Hopefully, students already know how to solve systems of equations. After all, it's necessary in order to interpret results from a set of equations.
Interpreting Results from Systems of Equations
In many situations, students struggle to understand what an algebraic result means in the context of a word problem. This is especially true when systems of equations are involved and when they arrive at solutions that are correct algebraically, but incorrect in context.
For instance, a question about how many tops hats a giraffe can wear might produce the number 6.25 as the answer. This might make sense algebraically, but in the context of giraffes wearing top hats—how can a giraffe wear one fourth of a hat? The logical answer would then have to be 6 (although logic might not be our biggest concern if we're talking about giraffes in top hats).
Such algebraic solutions also present a challenge when multiple roots are encountered or when cancelling rational expressions. Describing what values of a variable are allowed when recording the variable information is one strategy for dealing with this problem. (For instance, we could write that giraffes only wear top hats in whole numbers.)
A common error is to report an answer based on a different variable in the problem. Recording the variable information helps to prevent such errors. If this is a common issue, students should try highlighting the quantity of interest in the problem, the matching variable name, and the eventual result. They can then check all highlighted items to ensure that they match.

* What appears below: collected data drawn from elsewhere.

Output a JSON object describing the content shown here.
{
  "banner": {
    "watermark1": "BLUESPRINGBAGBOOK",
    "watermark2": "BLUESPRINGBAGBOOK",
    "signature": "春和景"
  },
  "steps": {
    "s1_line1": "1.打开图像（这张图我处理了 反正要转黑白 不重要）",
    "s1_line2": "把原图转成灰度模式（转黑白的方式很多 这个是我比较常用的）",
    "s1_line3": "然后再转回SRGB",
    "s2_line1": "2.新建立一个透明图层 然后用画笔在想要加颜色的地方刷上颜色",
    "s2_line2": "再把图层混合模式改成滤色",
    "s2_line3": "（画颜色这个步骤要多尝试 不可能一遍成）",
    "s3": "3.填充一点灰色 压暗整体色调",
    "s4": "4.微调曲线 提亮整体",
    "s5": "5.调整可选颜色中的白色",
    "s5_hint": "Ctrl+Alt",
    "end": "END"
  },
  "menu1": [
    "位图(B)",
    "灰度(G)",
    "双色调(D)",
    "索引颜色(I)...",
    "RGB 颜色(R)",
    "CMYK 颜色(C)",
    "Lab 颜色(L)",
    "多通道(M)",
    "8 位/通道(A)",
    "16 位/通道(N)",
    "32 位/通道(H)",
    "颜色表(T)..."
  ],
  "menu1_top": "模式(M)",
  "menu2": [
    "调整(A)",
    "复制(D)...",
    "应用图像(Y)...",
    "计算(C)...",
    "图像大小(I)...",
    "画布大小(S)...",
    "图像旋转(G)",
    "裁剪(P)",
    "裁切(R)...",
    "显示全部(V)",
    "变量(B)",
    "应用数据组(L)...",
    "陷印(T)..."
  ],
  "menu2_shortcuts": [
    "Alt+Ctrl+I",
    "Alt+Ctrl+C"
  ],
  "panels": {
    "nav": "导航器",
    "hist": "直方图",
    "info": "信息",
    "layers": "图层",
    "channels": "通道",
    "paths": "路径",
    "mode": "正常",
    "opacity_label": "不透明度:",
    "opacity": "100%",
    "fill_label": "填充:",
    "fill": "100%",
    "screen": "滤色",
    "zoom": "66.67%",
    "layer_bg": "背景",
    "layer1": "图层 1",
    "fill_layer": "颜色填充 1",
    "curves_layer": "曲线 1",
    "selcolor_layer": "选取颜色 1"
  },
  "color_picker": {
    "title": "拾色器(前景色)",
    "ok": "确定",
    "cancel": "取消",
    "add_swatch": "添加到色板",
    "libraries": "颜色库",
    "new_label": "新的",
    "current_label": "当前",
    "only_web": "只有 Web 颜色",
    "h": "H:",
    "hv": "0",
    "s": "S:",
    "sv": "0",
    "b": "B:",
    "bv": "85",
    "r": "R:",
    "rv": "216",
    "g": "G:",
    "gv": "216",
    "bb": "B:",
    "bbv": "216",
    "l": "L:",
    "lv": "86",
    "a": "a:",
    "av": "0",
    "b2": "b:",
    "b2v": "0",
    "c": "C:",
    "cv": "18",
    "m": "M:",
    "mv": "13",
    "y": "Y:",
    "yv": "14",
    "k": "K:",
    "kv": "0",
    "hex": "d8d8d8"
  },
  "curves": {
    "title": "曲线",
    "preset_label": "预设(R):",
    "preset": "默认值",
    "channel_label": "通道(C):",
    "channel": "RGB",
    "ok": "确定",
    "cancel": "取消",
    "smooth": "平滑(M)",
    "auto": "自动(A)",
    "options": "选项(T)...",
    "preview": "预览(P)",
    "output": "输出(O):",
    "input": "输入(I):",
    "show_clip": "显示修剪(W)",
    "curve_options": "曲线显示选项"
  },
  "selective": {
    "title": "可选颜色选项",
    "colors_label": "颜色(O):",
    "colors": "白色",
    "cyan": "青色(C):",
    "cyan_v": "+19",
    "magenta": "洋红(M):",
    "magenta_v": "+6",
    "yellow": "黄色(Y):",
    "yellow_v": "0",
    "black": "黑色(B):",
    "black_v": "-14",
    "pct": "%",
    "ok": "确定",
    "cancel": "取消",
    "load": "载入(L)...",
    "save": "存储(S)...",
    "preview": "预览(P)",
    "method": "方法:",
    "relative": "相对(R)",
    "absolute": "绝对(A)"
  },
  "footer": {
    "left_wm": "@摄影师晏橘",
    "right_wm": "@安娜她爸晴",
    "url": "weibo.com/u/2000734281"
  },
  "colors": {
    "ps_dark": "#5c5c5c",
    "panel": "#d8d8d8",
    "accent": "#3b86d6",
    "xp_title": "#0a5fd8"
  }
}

Multiple variables present even more of a challenge, as students often need to find information for more than one variable in a problem. Highlighting the different information requested in different colors is one strategy. Another possibility is to have students solve for all variables before interpreting a solution; however, this becomes troublesome in more complex problems.
Interpreting results should be performed throughout the algebra curriculum. With enough practice, students will perform whatever strategies work best for them naturally.